Possible solutions


For every programmer who tackles a given problem, you can expect a different solution. This is also true when writing macros. It's important to remember that the only "wrong" solutions are those that generate incorrect results.

The rest of this chapter shows you the macros we used to generate example output for each exercises. We also offer some comments about the problems you may have encountered along the way, as well as some thoughts behind our own programming techniques.

Solution to exercise 1: Initial information

Did you find using the utsname macro a bit troublesome when specifying your own macro directory via the -I option of adb ? If so, welcome to the group ! It would be great if we could specify a pathlist with -I , but that's not the case, at least not yet!

adb does look for macros in the current working directory before going to the macro directory, so sometimes it's easier to just copy your macros to the directory where the system crash dump files reside.

Here is the macro we used to generate the example output shown earlier.

Example 14-1 The msgbuf macro
 ="Initial Dump Information"  ="========================"  $<</usr/kvm/lib/adb/utsname  srpc_domain/s15t"Domain name"  time/Y15t"Time of crash"  lbolt>a  *time-(*<a%0t100)=Y15t"Time of boot"  *panicstr/n"Panic string:"ts  =n"Stack traceback"  =n  $c 

Note that we specified the full pathname of the utsname macro so that adb would find it.

Solution to exercise 2: DNLC, the directory name lookup cache

In our macro, the formula used to calculate the hit rate percentage is divided into two statements to make it easier to follow. The result of the first step is stored in variable n , which is then read into the formula in the second step.

Example 14-2 The dnlcstats macro
 ="**  Directory Name Lookup Cache Statistics  **"  ="----------------------------------------------"  ncsize/D"Directory name cache size"  ncstats/D"# of cache hits that we used"  +/D"# of misses"  +/D"# of enters done"  +/D"# of enters tried when already cached"  +/D"# of long names tried to enter"  +/D"# of long name tried to look up"  +/D"# of times LRU list was empty"  +/D"# of purges of cache"  *ncstats+*(ncstats+4)+*(ncstats+14)>n  *ncstats*0t100%<n=D"Hit rate percentage"  ="(See /usr/include/sys/dnlc.h for more information)" 

The last line simply prints a reminder of where to read about the DNLC.
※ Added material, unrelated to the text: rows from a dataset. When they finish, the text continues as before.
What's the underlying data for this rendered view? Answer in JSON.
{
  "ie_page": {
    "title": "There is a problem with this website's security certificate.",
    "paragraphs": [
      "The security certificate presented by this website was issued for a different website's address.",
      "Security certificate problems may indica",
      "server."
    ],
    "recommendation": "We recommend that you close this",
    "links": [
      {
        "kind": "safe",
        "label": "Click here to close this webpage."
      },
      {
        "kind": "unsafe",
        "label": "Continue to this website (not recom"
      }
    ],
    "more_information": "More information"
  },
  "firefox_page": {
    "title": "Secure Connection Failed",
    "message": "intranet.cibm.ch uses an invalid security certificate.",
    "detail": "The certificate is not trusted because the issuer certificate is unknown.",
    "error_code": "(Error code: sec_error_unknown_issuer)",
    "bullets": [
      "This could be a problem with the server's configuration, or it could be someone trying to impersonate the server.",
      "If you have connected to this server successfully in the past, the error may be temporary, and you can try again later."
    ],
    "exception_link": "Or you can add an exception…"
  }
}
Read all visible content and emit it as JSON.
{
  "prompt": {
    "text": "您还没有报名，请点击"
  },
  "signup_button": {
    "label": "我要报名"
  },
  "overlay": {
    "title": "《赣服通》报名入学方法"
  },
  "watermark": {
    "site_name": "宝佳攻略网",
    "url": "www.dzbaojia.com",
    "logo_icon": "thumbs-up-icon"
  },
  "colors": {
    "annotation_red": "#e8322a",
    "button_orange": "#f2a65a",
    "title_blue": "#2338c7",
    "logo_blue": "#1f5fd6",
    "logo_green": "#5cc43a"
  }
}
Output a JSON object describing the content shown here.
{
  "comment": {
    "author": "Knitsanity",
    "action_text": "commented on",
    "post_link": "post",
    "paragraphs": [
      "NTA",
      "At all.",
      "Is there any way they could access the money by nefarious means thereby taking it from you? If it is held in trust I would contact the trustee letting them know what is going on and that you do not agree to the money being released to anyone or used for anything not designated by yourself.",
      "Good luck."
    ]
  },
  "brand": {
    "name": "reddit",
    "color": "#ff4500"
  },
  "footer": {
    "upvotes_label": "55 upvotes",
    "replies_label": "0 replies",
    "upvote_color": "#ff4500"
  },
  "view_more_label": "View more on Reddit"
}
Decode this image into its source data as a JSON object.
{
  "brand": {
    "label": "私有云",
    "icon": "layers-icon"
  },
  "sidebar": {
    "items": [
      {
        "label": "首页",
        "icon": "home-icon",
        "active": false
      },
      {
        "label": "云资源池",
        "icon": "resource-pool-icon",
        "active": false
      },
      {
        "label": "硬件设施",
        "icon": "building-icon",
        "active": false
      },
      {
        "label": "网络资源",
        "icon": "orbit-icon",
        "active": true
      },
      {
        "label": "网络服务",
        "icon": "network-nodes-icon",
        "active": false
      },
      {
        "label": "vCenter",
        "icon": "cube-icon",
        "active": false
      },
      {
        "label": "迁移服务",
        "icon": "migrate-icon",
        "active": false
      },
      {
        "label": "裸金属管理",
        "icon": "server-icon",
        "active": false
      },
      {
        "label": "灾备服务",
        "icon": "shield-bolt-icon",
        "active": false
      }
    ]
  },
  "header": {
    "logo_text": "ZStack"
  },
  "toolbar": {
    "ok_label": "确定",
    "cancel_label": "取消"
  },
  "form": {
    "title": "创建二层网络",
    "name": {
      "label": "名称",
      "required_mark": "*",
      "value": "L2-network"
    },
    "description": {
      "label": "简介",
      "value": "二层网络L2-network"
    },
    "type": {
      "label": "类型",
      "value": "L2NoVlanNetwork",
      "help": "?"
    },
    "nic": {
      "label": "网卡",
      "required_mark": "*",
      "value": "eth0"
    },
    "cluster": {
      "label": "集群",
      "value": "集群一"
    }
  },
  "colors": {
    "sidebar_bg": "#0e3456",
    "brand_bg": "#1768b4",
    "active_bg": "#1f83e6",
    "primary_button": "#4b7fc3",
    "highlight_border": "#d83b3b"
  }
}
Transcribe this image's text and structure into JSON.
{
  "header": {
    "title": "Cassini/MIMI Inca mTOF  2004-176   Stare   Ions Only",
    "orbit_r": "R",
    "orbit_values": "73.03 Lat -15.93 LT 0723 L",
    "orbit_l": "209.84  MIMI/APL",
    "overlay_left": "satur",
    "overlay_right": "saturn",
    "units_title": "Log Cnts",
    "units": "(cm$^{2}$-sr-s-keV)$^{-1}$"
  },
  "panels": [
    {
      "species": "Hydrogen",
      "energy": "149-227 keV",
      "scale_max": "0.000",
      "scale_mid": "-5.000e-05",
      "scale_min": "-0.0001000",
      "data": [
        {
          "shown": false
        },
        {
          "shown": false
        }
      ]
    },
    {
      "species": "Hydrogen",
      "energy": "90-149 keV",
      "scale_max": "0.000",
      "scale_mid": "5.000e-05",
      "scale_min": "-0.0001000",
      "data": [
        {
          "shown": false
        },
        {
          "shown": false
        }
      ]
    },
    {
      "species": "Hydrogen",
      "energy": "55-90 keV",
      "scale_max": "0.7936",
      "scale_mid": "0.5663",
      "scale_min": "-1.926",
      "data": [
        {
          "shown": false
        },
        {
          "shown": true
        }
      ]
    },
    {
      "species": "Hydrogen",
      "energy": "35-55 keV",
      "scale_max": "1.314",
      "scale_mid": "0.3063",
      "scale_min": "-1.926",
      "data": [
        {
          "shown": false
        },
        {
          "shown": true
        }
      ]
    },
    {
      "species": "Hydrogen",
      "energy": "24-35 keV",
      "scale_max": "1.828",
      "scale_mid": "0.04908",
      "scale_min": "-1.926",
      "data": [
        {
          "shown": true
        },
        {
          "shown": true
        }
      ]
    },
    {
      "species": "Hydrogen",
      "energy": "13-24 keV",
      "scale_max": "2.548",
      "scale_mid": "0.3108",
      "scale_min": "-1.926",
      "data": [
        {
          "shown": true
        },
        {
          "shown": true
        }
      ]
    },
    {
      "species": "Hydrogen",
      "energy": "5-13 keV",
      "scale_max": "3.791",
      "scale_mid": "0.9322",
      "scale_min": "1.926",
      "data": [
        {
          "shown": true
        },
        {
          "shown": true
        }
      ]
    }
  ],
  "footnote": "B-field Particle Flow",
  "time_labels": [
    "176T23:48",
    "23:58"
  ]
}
The interesting thing about this script is that it will produce inaccurate results when the values used in the formula are too large. The integer math, multiplying by decimal 100, then dividing, will eventually cause overflows and precision errors that adb will not catch. You'll find many versions of the UNIX vmstat command that also report negative or otherwise bizarre percentages once the values reach a certain size.

If your values become too large, consider dividing the values by an equal amount, such as 100,000, then working out the percentage. An example of this second variation of dnlcstats can be found on the Panic! CD-ROM.

Rebooting your system will reset all of the DNLC statistics back to zero.

Solution to exercise 3: Swap information

We used two macros to display the swapinfo data shown in the example output. Here they are.

Example 14-3 The swapinfo macro
 *swapinfo>c  <c,##(<c)$<swapinfo2  ="There is no swapinfo" 
Example 14-4 The swapinfo2 macro
 <c+0x10>n  *(<c+0x24)/"Swap file: "s  *<c>v  <v+24/"Type:  "tD  *(<v+0x28)%3ffff="Major: "D  *(<v+0x28)&3ffff="Minor: "D  *(<c+0x18)*8="Blocks: "D  *(<c+0x1c)*8="Free: "Dnn  *<n>c  <c,##(<c)$<swapinfo2 

In swapinfo2 , we set variable v to point to the vnode structure. This unnecessary step is only done to make life a bit easier for the macro author, making it more apparent which values are being collected from the vnode structure and which are from the swapinfo structure.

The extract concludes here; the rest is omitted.